Interpretive Summary: Food and water-borne diseases associated with the use of contaminated irrigation water have been reported worldwide with the greatest impact in developing countries. Most importantly, the occurrence of multidrug resistant E. coli in surface waters used as sources for drinking, recreation, and irrigation of fresh produce is well document by the World Health Organization. In many developing countries, the use of untreated wastewater for irrigation is a common practice. In this study, fresh produce, irrigation water, and soil/manure samples were collected during dry and wet seasons and analyzed for the prevalence of E. coli O157 with resistant to different antibiotics. Higher numbers of E. coli were isolated during the wet season than dry season, and about 7% carried multidrug resistant genes. This is one of the few studies that is providing policy makers real data about the impact of poor irrigation water and water quality in general on public health. This information will be of interest to produce growers, government and non-government organizations, as well as livestock producers.

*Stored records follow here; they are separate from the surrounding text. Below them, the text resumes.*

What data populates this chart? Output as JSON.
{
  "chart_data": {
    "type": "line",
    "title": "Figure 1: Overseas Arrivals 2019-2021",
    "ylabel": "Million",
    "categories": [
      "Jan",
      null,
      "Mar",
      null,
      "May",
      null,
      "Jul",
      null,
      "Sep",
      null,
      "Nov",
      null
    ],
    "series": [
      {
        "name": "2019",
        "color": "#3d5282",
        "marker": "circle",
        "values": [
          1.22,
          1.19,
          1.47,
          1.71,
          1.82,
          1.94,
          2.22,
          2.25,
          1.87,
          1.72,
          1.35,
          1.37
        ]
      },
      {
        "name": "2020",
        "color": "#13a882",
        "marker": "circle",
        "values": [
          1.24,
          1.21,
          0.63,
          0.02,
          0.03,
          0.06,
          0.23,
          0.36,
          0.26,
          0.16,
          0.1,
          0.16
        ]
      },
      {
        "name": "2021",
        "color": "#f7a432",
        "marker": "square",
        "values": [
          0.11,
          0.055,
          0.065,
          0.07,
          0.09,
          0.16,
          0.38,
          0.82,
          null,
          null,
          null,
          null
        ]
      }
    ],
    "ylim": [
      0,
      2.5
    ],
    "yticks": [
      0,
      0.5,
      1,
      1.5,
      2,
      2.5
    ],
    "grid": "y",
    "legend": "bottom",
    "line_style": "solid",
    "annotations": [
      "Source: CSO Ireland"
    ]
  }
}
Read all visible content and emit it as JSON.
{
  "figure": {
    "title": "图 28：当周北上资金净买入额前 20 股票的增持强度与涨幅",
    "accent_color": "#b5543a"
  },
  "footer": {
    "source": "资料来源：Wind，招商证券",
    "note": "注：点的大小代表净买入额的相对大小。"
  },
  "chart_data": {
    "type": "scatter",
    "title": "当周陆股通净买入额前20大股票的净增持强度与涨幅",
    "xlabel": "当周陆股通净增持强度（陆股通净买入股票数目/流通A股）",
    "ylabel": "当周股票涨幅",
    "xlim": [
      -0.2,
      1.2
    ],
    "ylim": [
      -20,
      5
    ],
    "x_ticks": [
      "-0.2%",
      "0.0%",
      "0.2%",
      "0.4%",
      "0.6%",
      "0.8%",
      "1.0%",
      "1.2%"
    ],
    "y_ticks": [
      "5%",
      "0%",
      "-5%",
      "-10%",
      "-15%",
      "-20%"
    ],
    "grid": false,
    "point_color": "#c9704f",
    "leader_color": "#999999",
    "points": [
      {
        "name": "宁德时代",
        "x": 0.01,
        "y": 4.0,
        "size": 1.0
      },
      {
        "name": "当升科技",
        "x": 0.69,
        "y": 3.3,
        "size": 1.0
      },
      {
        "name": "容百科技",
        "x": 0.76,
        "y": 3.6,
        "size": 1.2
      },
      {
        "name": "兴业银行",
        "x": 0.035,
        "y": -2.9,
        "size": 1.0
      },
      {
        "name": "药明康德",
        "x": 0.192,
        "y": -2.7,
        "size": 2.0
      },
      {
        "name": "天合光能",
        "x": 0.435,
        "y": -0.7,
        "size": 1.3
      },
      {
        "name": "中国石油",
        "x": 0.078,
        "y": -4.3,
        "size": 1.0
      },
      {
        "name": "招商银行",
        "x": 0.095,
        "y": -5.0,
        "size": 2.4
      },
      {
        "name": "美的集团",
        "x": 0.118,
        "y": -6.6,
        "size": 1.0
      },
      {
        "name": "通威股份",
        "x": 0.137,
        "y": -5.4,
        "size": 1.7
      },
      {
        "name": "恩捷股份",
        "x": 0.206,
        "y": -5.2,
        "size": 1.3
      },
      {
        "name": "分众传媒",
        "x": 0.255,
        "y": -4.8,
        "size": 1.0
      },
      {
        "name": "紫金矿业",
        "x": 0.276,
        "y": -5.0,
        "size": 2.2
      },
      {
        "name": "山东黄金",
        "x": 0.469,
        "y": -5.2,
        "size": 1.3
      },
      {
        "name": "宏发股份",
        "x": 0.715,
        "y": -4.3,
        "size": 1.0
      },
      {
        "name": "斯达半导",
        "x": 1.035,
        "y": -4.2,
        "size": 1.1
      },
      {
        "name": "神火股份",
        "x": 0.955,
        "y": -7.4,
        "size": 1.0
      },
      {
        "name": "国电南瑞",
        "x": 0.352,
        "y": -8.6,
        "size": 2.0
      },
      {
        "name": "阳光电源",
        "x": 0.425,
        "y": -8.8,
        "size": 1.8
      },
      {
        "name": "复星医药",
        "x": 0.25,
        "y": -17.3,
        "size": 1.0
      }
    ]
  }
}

Technical Abstract: Escherichia coli O157 has been implicated in many outbreaks of gastroenteritis associated with the consumption of contaminated fresh vegetables, fruits and sprouts. In Nigeria, the use of untreated wastewater in irrigation is largely considered an inevitable option to compensate for water shortages. This study investigated the seasonal prevalence and antimicrobial susceptibility of potentially pathogenic E. coli from fresh produce in two large vegetable producing areas in Nigeria (Kano and Plateau States). Four hundred and forty samples, comprising fresh produce (238), irrigation water (84), and soil/manure samples (118) were collected from May, 2010 to March 2011, and analyzed for the presence of potentially pathogenic E. coli. Overall, 7.3% (32/440) samples were identified as presumptive E. coli O157 with its highest detection from Kano state 18/230 (12.2%). Potentially pathogenic E. coli O157 was 3 times higher in vegetables during the wet season than dry season and 2.3 times higher in irrigation water in wet season than in dry season. Potentially pathogenic E. coli O157 were tested for their susceptibility to eight commonly used antibiotics and by PCR for uidA, stx1and stx2 genes and for genes coding for the quinolone resistance-determining region (gyrA) and plasmid (pCT) coding for multidrug resistance. A prevalence rate of 7.3% (32/440) was obtained for potentially pathogenic E. coli O157 in the study. The confirmed isolates showed that 30/32 (93.8%) were resistant to two or more antibiotics distributed in seven different multidrug resistance patterns. The higher isolation rate of potential pathogenic E. coli in the wet season than in the dry season indicates its persistence and transport through irrigation water to fresh vegetables. Our results reflect possible public health hazards from consumption of these vegetables.